The most commonly used procedure for the synthesis of the Schiff base compounds involves condensation of an amine with an aldehyde (Elslager et al., 1956). This was also the procedure that we have used in the present study. We have synthesized the title molecule with goal to use it as a ligand in metal complexation. As a result, we wanted to discover its 3-dimensional spatial arrangement in the solid-state so that we can determine whether appropriate binding sites through donor N and O atoms on the title compound has the potential to bind to a metal center. This hypothesis needs to be tested with future experimentation.
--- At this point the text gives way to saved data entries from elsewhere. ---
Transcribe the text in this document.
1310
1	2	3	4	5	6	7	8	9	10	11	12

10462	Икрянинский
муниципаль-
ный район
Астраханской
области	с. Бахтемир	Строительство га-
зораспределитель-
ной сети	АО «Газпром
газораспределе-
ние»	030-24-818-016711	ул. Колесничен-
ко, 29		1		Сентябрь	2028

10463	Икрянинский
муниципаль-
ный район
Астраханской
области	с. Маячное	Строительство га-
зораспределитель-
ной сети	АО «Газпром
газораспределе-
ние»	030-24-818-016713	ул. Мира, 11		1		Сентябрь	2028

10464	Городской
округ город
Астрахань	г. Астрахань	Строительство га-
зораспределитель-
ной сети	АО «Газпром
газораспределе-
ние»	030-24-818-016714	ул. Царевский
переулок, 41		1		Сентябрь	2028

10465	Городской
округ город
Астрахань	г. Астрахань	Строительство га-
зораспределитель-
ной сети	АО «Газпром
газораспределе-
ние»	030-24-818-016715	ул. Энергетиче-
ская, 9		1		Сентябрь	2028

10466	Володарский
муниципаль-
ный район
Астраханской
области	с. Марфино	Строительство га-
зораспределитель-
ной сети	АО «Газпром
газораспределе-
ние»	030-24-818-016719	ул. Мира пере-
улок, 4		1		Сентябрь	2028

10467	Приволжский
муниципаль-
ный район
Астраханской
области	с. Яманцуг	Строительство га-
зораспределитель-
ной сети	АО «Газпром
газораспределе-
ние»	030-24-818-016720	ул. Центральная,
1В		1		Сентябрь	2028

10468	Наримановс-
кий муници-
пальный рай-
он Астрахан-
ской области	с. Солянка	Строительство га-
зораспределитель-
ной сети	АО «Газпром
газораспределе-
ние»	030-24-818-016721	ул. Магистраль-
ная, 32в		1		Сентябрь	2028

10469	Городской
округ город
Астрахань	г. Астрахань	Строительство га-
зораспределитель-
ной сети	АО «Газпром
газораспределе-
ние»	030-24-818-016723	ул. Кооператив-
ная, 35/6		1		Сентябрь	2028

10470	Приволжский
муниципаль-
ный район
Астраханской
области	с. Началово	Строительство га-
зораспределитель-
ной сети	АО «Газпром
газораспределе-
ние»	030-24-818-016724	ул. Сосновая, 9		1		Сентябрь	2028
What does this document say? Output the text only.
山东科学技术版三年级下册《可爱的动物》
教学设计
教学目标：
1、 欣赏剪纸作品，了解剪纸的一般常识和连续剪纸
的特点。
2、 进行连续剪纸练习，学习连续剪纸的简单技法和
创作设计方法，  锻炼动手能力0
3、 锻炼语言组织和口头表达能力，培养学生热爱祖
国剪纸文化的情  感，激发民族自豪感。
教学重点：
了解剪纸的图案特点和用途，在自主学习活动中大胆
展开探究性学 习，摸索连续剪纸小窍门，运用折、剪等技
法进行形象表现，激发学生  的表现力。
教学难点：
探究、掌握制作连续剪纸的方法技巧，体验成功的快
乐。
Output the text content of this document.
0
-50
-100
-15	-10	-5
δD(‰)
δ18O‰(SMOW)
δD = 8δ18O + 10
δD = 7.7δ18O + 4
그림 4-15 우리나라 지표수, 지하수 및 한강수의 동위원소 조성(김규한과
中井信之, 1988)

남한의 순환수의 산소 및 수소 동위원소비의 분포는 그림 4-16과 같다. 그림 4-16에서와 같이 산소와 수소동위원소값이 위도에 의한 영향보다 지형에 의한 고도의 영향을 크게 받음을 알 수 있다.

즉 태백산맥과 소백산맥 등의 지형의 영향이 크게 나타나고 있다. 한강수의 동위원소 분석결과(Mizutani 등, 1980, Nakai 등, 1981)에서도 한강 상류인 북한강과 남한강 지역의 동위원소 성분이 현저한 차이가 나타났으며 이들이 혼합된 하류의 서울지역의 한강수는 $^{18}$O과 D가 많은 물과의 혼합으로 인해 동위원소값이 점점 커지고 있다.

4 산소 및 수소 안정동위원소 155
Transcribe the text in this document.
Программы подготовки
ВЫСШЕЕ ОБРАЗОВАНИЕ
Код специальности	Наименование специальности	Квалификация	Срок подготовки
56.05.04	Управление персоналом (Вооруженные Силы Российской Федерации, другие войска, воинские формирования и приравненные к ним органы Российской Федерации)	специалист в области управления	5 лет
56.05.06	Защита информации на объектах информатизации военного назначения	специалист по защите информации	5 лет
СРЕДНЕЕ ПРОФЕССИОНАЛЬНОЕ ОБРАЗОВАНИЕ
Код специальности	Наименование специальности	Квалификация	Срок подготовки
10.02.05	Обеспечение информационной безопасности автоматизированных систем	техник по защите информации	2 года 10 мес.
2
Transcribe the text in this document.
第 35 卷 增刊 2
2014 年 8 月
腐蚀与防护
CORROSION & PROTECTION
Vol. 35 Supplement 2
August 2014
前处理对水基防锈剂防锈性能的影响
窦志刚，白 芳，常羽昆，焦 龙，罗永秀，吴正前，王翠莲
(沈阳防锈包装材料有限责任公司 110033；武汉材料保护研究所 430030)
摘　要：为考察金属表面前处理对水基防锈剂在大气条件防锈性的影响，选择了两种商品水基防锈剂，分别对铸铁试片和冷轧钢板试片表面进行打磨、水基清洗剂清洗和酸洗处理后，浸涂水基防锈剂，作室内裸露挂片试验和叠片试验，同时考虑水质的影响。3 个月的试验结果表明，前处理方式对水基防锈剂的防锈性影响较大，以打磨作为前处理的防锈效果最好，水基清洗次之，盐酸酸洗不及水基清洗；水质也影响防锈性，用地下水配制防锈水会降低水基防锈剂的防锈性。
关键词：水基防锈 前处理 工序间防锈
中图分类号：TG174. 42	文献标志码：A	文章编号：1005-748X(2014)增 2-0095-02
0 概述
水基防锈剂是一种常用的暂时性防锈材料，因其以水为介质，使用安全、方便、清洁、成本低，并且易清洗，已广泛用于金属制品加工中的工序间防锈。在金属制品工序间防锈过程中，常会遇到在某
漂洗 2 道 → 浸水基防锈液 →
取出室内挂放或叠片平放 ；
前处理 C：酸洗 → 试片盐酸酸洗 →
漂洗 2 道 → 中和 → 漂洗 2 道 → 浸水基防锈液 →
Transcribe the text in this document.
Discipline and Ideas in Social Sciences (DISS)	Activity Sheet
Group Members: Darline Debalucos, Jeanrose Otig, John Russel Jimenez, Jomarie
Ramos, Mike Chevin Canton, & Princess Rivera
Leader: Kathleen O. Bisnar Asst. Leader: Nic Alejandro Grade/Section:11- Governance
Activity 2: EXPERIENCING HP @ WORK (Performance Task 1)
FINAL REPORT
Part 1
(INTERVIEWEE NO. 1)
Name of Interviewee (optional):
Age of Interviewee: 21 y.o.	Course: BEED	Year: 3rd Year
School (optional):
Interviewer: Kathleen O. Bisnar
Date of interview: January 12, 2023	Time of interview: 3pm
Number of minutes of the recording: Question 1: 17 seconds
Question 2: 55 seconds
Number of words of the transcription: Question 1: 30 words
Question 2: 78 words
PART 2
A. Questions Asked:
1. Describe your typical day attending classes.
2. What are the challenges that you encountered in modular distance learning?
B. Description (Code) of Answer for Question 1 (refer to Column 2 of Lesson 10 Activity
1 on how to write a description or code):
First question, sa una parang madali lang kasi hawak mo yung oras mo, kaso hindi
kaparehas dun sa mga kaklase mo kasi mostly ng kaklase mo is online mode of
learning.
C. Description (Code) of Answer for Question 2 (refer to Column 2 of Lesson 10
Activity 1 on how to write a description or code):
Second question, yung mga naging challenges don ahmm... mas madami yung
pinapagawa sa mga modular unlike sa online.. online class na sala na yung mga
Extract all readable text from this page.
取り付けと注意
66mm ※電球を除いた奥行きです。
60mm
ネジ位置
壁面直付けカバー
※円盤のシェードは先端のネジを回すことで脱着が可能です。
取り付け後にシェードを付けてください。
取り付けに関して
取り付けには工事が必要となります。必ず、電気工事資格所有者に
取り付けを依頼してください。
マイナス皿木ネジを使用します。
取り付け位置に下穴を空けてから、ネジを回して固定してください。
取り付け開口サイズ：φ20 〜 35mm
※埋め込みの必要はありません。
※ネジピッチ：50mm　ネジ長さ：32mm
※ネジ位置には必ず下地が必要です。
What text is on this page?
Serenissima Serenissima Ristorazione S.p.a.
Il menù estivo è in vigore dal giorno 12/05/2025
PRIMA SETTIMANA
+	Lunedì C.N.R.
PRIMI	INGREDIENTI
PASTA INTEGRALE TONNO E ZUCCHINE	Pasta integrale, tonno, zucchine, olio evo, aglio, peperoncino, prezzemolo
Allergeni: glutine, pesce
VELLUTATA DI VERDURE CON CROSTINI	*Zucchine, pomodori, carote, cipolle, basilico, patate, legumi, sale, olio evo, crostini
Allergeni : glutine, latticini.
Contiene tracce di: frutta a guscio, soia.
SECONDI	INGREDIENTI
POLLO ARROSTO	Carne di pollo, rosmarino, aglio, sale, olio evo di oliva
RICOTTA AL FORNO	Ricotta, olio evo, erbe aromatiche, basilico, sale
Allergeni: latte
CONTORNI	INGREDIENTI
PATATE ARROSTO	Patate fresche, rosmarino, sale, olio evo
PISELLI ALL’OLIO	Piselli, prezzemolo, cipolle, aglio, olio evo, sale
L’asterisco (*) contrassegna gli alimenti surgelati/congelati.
The basic structural features of the title structure (Fig. 1) agrees well with the geometric parameters of similar previously synthesized structures such as (E)-4-[(4-bromobenzylidene)amino]-phenol (Vennila et al., 2010). The C-Br bond distance in the title compound is 1.900 (3) Å, which is in agreement with the related value of 1.894 (2) Å (Vennila et al., 2010). The packing of the molecules is shown in Figs. 2 and 3. Fig 3 shows the O-H···N hydrogen bonds of a moderate strength (Gilli & Gilli, 2009; Table 1) between the hydroxyls and the imine N atoms. The hydrogen bonds as well as
the planes of the bromophenyl rings are situated in alternating planes parallel to (0 1 3) and (0 -1 3). In addition, there are weak C-H···π-electron ring interactions in the structure (Table 1).